Symptoms of mild dehydration include thirst, decreased urine volume, abnormally dark urine, unexplained tiredness, irritability, lack of tears when crying, headache, dry mouth, dizziness when standing due to orthostatic hypotension, and in some cases insomnia. Other possible symptoms include cloudy urine and stinging during urination. Blood tests may show hyperalbuminemia. Mild dehydration also has been shown to negatively impact people’s moods. Experiments by the USDA's Agricultural Research Service has shown that dehydration is associated with confusion, fatigue, and negative moods.[9] Mild dehydration, which includes water losses between 1% and 2%, observed in the experiment are comparable to mild dehydration experienced by people in their everyday lives.

In moderate to severe dehydration, there may be no urine output at all. Other symptoms in these states include lethargy or extreme sleepiness, seizures, sunken fontanel (soft spot) in infants, fainting, and sunken eyes.

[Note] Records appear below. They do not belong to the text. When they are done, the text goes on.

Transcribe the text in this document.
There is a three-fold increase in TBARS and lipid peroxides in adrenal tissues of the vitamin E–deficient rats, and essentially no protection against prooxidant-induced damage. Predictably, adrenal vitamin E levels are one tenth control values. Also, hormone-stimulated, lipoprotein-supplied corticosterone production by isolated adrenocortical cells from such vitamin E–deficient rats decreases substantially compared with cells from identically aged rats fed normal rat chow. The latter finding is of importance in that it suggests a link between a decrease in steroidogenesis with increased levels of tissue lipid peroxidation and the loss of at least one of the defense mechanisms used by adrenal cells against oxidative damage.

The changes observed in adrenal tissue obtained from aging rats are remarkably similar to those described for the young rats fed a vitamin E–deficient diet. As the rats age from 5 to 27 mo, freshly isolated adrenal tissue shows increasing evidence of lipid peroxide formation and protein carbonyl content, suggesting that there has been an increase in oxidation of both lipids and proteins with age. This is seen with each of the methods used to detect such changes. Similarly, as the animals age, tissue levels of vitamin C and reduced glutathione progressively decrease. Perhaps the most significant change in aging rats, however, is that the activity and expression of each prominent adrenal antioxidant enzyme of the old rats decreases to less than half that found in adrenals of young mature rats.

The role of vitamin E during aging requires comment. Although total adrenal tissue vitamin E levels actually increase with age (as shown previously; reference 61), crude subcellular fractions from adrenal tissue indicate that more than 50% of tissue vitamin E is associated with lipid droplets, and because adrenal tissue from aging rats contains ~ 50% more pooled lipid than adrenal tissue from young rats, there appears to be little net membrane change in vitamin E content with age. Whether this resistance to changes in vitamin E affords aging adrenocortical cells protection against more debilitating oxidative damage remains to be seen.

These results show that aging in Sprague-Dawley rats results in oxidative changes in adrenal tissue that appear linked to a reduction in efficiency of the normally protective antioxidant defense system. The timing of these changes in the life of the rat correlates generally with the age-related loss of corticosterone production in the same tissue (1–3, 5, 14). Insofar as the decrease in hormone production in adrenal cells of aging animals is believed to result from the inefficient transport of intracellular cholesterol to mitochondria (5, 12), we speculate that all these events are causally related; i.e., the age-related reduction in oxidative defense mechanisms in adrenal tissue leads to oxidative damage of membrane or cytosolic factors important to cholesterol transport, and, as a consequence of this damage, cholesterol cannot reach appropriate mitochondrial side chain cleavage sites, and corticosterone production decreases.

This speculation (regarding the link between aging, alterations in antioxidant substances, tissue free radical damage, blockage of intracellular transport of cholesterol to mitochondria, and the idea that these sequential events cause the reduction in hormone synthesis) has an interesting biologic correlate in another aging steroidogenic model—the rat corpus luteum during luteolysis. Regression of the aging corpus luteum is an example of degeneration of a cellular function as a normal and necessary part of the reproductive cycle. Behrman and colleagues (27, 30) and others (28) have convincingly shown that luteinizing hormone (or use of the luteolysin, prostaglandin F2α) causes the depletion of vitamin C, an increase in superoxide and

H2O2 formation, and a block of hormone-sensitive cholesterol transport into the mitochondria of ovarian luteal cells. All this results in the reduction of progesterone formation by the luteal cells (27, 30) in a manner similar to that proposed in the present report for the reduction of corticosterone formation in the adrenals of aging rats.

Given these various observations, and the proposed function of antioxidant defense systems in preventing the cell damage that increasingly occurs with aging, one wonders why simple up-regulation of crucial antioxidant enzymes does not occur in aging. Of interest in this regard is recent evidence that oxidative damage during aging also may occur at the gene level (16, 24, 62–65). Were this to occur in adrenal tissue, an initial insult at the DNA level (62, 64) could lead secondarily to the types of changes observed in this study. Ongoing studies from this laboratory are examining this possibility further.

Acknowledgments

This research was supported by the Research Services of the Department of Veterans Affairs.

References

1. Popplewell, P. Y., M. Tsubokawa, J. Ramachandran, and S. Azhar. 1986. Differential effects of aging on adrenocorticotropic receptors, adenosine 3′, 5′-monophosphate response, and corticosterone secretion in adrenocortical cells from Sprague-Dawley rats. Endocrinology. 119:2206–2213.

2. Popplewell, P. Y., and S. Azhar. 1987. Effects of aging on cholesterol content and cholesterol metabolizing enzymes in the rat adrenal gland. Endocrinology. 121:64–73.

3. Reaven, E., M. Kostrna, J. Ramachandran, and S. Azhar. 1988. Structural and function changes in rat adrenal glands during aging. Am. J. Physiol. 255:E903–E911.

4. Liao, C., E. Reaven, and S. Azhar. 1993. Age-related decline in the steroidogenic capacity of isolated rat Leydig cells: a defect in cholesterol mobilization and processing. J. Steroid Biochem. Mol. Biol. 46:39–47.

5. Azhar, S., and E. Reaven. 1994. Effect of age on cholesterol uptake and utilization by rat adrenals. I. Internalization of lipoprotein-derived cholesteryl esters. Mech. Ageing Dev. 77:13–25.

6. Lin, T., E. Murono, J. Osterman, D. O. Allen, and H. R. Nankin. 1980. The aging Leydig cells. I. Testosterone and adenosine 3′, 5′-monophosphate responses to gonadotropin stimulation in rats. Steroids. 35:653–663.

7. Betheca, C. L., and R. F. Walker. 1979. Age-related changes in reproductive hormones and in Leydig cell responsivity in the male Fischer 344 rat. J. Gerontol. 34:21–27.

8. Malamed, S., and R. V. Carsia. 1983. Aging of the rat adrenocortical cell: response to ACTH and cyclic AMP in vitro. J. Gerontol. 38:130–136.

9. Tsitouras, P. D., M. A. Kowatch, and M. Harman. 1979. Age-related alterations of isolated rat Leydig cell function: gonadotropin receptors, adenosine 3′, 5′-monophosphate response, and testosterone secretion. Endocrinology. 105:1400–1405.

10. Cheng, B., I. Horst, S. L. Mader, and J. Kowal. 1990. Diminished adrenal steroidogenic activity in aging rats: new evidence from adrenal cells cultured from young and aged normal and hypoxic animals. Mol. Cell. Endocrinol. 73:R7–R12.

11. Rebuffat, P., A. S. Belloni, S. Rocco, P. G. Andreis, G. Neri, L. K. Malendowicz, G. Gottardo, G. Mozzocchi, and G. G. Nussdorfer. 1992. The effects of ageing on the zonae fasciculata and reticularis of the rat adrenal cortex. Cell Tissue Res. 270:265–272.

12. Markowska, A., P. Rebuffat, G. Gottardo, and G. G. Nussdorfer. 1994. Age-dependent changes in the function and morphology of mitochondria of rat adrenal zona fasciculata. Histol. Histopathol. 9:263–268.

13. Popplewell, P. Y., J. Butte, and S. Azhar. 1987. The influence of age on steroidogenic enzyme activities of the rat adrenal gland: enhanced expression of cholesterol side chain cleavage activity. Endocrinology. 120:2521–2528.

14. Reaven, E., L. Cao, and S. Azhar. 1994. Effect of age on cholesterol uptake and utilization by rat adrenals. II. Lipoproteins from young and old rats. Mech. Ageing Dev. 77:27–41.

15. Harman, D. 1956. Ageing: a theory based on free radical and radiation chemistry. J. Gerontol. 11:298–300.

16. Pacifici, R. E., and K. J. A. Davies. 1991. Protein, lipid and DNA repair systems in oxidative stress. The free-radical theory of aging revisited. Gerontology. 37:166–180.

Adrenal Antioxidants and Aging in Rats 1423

The symptoms become increasingly severe with greater water loss. One's heart and respiration rates begin to increase to compensate for decreased plasma volume and blood pressure, while body temperature may rise because of decreased sweating. At around 5% to 6% water loss, one may become groggy or sleepy, experience headaches or nausea, and may feel tingling in one's limbs (paresthesia). With 10% to 15% fluid loss, muscles may become spastic, skin may shrivel and wrinkle (decreased skin turgor), vision may dim, urination will be greatly reduced and may become painful, and delirium may begin. Losses greater than 15% are usually fatal.